程向錦不回答,兩人不斷拉扯。
李跟卿見兩人僵持不下,他就自己續起話題:“趙讓有聯系你嗎?”
“趙讓是誰?”程向錦放下了手掌掙紮的力度。
景欣則不放手,他一併附上解釋,“那天把你叫到辦公室談話的那個。”
程向錦:“沒聯系我,我根本也不認識他。”
李跟卿:“他那個人挺不三不四的,你還是離他遠一點吧。”
程向錦點了點頭:“嗯。”
程向錦和景欣依舊在推推搡搡,程向錦說沒辦法握筷吃飯,景欣便放了手,後半場倒還算氣氛溫馨。
他們就這樣吃完了一餐,桌面需要收拾的餐具可不少,李跟卿就盯著景欣暗示:“誰去洗碗?”
程向錦慣性使然,攔了下來:“我去吧。”
李跟卿:“景欣去。”
景欣吃驚地望向李跟卿,他生來就是受別人照顧,他哪會做這些事情。
李跟卿隨即責備道:“你住這邊這麼久到底有沒有幹什麼事啊?”
景欣啞口無言。
程向錦確實有些疲倦,他也順勢推著景欣去洗碗:“去洗碗吧。”
景欣無法拒絕,他只好撒嬌:“我不會,你教我。”
程向錦也隨後起身,他收拾著餐盤,把碗具收到洗碗池裡。
景欣望著程向錦暗自思忖,他在回味程向錦的話語,程向錦說自己是一生的勞碌命,他確實把任何事情都照顧妥善,所以他常常疲乏不堪。
程向錦也常常放空自己,或許這也就是他休息的方式。
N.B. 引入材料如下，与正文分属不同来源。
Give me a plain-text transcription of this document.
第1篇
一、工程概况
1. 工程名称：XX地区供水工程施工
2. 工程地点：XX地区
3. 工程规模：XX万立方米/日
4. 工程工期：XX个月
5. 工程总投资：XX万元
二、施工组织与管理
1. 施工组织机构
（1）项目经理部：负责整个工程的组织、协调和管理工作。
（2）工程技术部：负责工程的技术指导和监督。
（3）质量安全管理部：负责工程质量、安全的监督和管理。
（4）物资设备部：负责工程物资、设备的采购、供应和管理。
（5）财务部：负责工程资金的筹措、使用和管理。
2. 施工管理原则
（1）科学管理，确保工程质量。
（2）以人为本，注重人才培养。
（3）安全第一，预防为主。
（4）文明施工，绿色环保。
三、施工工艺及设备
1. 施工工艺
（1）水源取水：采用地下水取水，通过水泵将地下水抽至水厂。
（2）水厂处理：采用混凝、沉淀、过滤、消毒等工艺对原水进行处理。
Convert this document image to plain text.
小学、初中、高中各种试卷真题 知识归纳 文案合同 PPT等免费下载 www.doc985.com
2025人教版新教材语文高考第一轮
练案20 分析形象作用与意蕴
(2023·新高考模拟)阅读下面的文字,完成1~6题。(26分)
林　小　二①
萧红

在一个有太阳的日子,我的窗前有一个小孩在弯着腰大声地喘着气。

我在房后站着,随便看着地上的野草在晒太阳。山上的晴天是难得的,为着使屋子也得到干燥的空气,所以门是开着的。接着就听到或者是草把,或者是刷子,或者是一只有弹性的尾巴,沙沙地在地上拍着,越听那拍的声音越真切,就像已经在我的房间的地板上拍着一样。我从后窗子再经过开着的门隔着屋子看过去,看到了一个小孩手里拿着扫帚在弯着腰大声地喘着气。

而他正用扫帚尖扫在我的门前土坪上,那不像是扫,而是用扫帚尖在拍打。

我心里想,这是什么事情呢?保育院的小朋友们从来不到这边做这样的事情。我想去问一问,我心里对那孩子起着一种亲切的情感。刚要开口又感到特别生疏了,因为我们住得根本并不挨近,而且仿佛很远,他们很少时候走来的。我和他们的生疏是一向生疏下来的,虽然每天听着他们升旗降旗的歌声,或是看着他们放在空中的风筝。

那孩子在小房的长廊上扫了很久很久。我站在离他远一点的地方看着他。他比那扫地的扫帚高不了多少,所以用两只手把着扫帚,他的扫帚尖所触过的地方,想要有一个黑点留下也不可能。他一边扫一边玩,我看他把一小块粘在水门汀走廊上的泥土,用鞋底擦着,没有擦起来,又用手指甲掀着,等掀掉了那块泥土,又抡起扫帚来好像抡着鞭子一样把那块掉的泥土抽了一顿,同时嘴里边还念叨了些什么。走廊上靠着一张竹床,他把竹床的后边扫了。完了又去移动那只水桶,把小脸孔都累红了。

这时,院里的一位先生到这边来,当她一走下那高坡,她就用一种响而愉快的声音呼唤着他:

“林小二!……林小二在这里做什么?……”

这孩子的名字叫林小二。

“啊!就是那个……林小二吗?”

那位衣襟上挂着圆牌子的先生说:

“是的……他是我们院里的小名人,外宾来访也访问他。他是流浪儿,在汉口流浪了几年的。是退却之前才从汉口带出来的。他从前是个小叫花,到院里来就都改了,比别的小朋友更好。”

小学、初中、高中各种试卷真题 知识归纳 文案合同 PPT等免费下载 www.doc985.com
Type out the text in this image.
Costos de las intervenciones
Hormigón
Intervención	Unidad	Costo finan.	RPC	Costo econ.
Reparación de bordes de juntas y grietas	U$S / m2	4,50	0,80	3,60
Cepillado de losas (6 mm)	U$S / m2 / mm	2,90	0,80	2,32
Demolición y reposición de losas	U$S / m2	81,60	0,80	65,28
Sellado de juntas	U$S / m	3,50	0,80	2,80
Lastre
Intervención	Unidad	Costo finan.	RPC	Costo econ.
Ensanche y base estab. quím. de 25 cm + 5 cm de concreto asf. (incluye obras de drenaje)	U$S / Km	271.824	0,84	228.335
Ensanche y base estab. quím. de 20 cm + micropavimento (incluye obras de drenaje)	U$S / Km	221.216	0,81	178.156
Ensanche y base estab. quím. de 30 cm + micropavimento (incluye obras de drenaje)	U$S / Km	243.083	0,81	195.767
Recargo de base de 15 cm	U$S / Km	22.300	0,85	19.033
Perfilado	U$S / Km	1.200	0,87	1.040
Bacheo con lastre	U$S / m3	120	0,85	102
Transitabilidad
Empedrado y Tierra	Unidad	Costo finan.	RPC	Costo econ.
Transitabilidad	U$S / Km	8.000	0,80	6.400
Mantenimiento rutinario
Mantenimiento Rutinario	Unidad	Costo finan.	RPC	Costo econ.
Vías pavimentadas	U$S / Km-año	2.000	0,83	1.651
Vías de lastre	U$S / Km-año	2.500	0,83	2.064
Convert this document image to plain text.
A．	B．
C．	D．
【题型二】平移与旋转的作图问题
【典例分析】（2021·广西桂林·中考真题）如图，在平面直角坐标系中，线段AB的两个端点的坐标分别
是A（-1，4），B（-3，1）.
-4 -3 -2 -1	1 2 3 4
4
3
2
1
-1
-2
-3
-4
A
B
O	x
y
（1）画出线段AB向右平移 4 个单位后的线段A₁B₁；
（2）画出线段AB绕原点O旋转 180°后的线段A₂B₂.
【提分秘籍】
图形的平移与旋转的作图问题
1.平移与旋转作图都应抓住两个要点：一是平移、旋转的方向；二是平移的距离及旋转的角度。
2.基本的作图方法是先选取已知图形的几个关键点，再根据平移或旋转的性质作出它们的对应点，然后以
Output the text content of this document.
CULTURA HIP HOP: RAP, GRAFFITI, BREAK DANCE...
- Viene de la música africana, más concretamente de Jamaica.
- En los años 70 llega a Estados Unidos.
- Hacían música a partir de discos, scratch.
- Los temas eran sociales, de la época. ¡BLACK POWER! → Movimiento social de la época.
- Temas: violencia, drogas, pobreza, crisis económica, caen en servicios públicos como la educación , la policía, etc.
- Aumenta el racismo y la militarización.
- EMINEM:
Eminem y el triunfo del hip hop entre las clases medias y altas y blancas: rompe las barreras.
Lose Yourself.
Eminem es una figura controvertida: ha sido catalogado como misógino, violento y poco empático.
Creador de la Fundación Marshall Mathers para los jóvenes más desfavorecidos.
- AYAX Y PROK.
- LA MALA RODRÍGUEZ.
不過他放空自己的時候把視線放得極地,垂在地板上。
他明明要求自己看到未來那麼遠的地方,卻又被禁錮在自己的領域內。他身邊似乎堆滿了事,讓他無法踏出界限。
這片領域甚至常常陰雨天,讓他心情神色黯淡,這種長時間陰雨連綿的日子讓他臉上的不悅成為常態,甚至是平常也難以見晴天。
景欣看著心疼,他抓住洗碗池前的程向錦,“別工作了,我答應你我養你一輩子。”
程向錦揣著不信的神色。
景欣:“我從不騙人。”
程向錦:“我從不相信別人。”
景欣:“你可以不相信別人,你信我就好了。”
程向錦:“你跟別人一樣。”
李跟卿餐桌邊吃青提,他一併挑釁道:“就是啊,你有什麼特殊的,信別人也不信你啊。”
景欣看著兩人串通一氣,他是生氣又悲傷。他明明是那樣真誠,他是想給程向錦一個舒適又安全的環境,他的決定也經過了深思熟慮,卻被兩人隨意褻瀆。
景欣急遽猛撲程向錦,用力親上了程向錦的雙唇。
“喂!”李跟卿大驚失色,他喊聲高亮卻含糊,他嘴裡還有半個青提隨著吶喊掉了出來。
程向錦躲閃拒絕,可景欣緊緊攥著他的雙臂,兩人就隨著程向錦向後折腰,彎出一定弧度。
程向錦奮力掙紮,但他指尖殘留著油漬,不敢抓景欣的衣物,他只有手腕用力推開景欣,反抗自然是無力的。
李跟卿驚慌失措,他應急之下摘下來一顆青提,砸向景欣的腦袋。
陽光玫瑰青提飽滿厚實,一大顆砸上腦袋,也算是重擊了。